The Court of Appeals for the Fifth Circuit disagreed with the Board and did not enforce its opinion in D.R. Horton. That means the decision was not binding and could not be used as precedent.  The California Supreme Court also rejected the Board's rationale in Iskanian
We thus conclude, in light of the FAA's “‘liberal federal policy favoring arbitration’” (Concepcion, supra, 563 U.S. at p.___ [131 S. Ct. at p. 1745]), that sections 7 and 8 of the NLRA do not represent “ ‘a contrary congressional command’ ” overriding the FAA's mandate (CompuCredit Corp. v. Greenwood, supra, 565 U.S. at p. ___ [132 S. Ct. at p. 669]). This conclusion is consistent with the judgment of all the federal circuit courts and most of the federal district courts that have considered the issue.
So, the NLRB thing was a big yawn, and no one cares because everybody is non-union, right?  Well, no. The NLRB's rules apply to non-union employers too, but D.R. Horton wasn't getting a lot of play.  Until now.

The Seventh Circuit has just come down in favor of the NLRB's position, in a case involving a non-union employer's motion to compel arbitration in federal court.  In Lewis v. Epic Sys. Corp., No. 15-2997, 2016 U.S. App. LEXIS 9638, at *1 (7th Cir. May 26, 2016), the court of appeals refused to enforce Epic Systems's arbitration agreement because it contained a class action waiver.  

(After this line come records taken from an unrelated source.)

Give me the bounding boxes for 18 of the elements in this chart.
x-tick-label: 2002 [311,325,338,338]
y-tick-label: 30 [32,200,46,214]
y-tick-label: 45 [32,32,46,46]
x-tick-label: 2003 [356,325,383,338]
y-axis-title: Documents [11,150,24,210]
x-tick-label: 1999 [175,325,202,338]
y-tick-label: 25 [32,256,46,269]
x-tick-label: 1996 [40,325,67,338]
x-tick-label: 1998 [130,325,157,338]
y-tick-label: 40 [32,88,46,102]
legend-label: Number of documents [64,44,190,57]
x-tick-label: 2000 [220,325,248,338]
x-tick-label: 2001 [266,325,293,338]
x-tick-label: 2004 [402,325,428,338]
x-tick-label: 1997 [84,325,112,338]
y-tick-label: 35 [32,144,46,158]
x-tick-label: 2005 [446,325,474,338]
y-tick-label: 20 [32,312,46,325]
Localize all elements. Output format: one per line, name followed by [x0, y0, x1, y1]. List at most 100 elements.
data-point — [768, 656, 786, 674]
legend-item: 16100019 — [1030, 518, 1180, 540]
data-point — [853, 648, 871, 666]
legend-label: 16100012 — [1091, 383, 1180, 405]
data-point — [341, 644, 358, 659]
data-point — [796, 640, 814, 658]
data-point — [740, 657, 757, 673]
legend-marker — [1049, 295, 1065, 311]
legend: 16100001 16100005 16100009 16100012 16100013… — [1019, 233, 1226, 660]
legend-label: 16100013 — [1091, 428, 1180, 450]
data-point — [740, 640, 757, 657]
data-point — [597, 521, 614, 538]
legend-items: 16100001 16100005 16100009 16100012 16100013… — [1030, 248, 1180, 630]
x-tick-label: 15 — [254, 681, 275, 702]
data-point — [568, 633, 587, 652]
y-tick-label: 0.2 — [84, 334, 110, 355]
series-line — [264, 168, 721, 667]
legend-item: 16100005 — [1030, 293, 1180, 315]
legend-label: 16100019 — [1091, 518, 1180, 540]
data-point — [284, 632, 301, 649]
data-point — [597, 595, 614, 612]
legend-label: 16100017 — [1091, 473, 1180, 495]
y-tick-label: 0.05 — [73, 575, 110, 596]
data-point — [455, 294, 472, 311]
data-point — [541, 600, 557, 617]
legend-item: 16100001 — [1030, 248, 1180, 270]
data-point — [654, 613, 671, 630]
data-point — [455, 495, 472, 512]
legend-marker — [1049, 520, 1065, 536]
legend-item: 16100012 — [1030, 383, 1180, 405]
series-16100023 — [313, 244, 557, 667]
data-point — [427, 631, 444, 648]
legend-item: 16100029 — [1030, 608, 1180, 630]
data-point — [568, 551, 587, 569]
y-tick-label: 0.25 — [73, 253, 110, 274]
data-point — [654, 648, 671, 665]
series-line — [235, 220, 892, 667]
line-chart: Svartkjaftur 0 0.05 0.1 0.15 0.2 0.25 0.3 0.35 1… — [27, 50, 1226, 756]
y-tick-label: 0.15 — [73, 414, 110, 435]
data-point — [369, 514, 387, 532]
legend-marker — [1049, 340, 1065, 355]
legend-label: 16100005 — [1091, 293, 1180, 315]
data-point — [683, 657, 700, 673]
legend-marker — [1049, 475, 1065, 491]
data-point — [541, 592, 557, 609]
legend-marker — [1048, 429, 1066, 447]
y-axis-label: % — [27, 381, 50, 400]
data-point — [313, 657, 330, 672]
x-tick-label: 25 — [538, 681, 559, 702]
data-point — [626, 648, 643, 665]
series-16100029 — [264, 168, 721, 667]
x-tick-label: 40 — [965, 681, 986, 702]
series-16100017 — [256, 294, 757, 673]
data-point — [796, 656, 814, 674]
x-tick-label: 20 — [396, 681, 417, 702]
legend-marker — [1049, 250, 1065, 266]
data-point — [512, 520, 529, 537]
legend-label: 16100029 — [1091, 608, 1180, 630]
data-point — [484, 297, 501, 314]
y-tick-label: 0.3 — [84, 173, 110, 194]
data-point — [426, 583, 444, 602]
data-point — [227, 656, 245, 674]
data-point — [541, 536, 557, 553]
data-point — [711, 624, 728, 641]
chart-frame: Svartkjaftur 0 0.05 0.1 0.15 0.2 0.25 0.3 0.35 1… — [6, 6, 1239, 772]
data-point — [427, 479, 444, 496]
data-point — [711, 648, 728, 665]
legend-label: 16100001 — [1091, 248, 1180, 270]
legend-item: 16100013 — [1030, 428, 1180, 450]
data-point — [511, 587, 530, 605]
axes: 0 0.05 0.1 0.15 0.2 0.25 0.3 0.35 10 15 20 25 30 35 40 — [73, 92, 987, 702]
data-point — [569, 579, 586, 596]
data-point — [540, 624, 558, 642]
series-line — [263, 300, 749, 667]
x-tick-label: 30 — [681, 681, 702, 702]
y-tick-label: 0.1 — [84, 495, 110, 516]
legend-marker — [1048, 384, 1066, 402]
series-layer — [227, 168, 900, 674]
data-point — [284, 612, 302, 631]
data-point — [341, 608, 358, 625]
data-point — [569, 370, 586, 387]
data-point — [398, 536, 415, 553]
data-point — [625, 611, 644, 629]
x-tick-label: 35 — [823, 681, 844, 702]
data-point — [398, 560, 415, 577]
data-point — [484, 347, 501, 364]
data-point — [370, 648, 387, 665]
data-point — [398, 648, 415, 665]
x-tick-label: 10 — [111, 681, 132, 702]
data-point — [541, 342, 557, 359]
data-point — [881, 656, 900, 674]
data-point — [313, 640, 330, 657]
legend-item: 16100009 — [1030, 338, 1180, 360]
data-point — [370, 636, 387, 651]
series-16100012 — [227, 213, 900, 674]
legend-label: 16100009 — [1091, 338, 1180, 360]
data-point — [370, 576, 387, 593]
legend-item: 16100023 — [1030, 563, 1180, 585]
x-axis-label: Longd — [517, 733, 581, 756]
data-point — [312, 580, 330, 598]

The court held that the waiver violated the National Labor Relations Act:
Epic's clause runs straight into the teeth of Section 7. The provision prohibits any collective, representative, [12] or class legal proceeding. Section 7 rovides that "[e]mployees shall have the right to ... engage in ... concerted activities for the purpose of collective bargaining or other mutual aid or protection." 29 U.S.C. § 157. A collective, representative, or class legal proceeding is just such a "concerted activit[y]." See Eastex, 437 U.S. at 566; Brady, 644 F.3d at 673; D. R. Horton, 357 N.L.R.B. 2277, at 2278. Under Section 8, any employer action that "interfere[s] with, restrain[s], or coerce[s] employees in the exercise of the rights guaranteed in [Section 7]" constitutes an "unfair labor practice." 29 U.S.C. § 158(a)(1). Contracts that stipulate away employees' Section 7 rights or otherwise require actions unlawful under the NRLA are unenforceable.
Lewis v. Epic Sys. Corp., No. 15-2997, 2016 U.S. App. LEXIS 9638, at *11-12 (7th Cir. May 26, 2016)

The Seventh Circuit's decision sets up a circuit split and a chance for the U.S. Supreme Court to consider whether class action waivers violate the NLRA or not.  The Seventh Circuit's decision also gives the NLRB the impetus to bring unfair labor practice charges against employers that maintain class action waivers in their arbitration agreements, which could result in invalidation of those agreements down the road. 

So, employers with class action waivers, be aware that challenges to these agreements may come as a result of the NLRB's position in D.R. Horton, especially given the Seventh Circuit's recent endorsement.  We will have to see if the Seventh Circuit's decision is taken up for review by the U.S. Supreme Court.   The court already decided not to hear it en banc.